Дорогая Клара, я подошел к тебе и пригласил на танец. Мужчина, который был с тобой, ударил меня кулаком в лицо. Я повторил приглашение, и он опять меня ударил. Я вытер кровь под глазом. Через пять минут я вернулся к твоему столику, но его люди напали на меня и бросили в аллее за домом. В этом сне я давно тебя не видел и любовался тобой в новом платье. Ты была на каком-то большом торжестве, в достойной компании. Я смотрел на тебя, и кто-то меня ударил. Я упал на пол. Я лежал там, глядя на твое платье, а потом меня выволокли из зала. В конце концов я вернулся и пригласил тебя на танец. Случились две вещи. Мы немного потанцевали. Я хотел прижать тебя к себе, но боялся запачкать кровью, и ты сказала: «Все в порядке, Патрик», а потом, когда меня снова стали выволакивать, я смотрел на твое лицо. 13 конце сна мы обсуждали с каким-то китайцем, как нам разогнать гостей.


* * *

Он открыл дверь и, смутившись, быстро отступил назад. Он не ждал ее.

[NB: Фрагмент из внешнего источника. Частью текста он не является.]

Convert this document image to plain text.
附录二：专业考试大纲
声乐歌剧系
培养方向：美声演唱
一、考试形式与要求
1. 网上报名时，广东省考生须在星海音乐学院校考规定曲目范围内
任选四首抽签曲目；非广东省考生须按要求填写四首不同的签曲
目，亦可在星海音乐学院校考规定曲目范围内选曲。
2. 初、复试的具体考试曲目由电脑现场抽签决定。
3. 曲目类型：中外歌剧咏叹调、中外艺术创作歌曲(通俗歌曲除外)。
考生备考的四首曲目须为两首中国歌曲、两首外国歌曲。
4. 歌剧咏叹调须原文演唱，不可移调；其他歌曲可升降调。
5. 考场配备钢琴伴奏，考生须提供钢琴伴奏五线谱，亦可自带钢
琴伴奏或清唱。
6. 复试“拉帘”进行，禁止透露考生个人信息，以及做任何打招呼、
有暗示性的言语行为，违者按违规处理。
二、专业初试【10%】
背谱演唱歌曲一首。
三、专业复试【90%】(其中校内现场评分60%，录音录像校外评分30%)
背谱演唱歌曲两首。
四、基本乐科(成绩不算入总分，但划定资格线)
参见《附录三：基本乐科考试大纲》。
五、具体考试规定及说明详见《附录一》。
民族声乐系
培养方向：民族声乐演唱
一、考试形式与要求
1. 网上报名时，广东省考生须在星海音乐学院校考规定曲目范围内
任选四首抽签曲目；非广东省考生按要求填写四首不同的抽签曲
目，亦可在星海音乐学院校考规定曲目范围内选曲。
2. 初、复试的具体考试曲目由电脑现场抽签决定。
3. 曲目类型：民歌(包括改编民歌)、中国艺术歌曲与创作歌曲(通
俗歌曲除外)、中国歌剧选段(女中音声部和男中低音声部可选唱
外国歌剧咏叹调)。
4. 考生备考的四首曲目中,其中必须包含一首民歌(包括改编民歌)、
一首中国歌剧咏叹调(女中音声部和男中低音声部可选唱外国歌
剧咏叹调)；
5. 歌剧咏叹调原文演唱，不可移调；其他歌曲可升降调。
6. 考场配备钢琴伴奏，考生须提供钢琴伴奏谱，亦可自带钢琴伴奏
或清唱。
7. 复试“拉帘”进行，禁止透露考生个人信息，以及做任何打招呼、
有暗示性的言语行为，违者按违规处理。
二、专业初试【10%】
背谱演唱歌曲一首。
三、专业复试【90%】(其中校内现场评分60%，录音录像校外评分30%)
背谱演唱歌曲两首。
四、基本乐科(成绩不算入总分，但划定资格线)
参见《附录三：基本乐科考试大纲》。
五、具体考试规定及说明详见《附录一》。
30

Он прошел в пустые комнаты, указывая на сломанные вещи, которые пытался собрать, на разбитую посуду, которую расшвырял давным-давно, после ухода Клары.

— Что это?

— Стекло, фрагменты головоломки… моя история.

Элис усмехнулась. Как бы там ни было, она довольно много знала про него и Клару.

— Пытаюсь привести свою жизнь в порядок, — сказал он.

— Что ж, с этого следует начать.

Она прошлась по комнате, ни к чему не прикасаясь, как будто все в этом пустом помещении могло иметь отношение к его выздоровлению.

— Когда она уехала? Полтора года назад? Или два?

— Больше. Не так давно.

Он говорил отрывочно. Предложения нуждались в дополнениях, вводных словах, чтобы прояснить не ситуацию, а его состояние.

— Свари мне кофе, Патрик.

Между ними было больше пяти шагов. Когда она подошла ближе, чтобы рассмотреть газетные вырезки на стене, он непроизвольно отпрянул. Он чувствовал себя в опасности. Элис казалась повзрослевшей, уверенной в себе. Она сняла пальто и положила его на пол у двери. Он пошел за ней на кухню, налил в кофейник воду и зажег газ. Стульев не было, и она уселась на стол напротив и стала смотреть, как он стоит у плиты. Здесь она чувствовала себя в безопасности.

— Ты выглядишь усталым, — сказала она.

— О, все хорошо. Физически я в полном порядке, только с головой не так. Мне повезло, в каком бы состоянии я ни находился, тело само заботится о себе.

Он произнес самую длинную речь за много месяцев.

— А вот я наоборот. Только через тело понимаю, что с головой неладно.

— Ты ведь актриса, верно?

— Да.

Его глаза смотрели куда угодно, только не на нее, — дурной знак. Соскользнув со стола, она направилась к нему, потом остановилась, не дойдя нескольких дюймов. Его глаза поймали ее взгляд, метнулись в сторону и благополучно остановились на ее щеке.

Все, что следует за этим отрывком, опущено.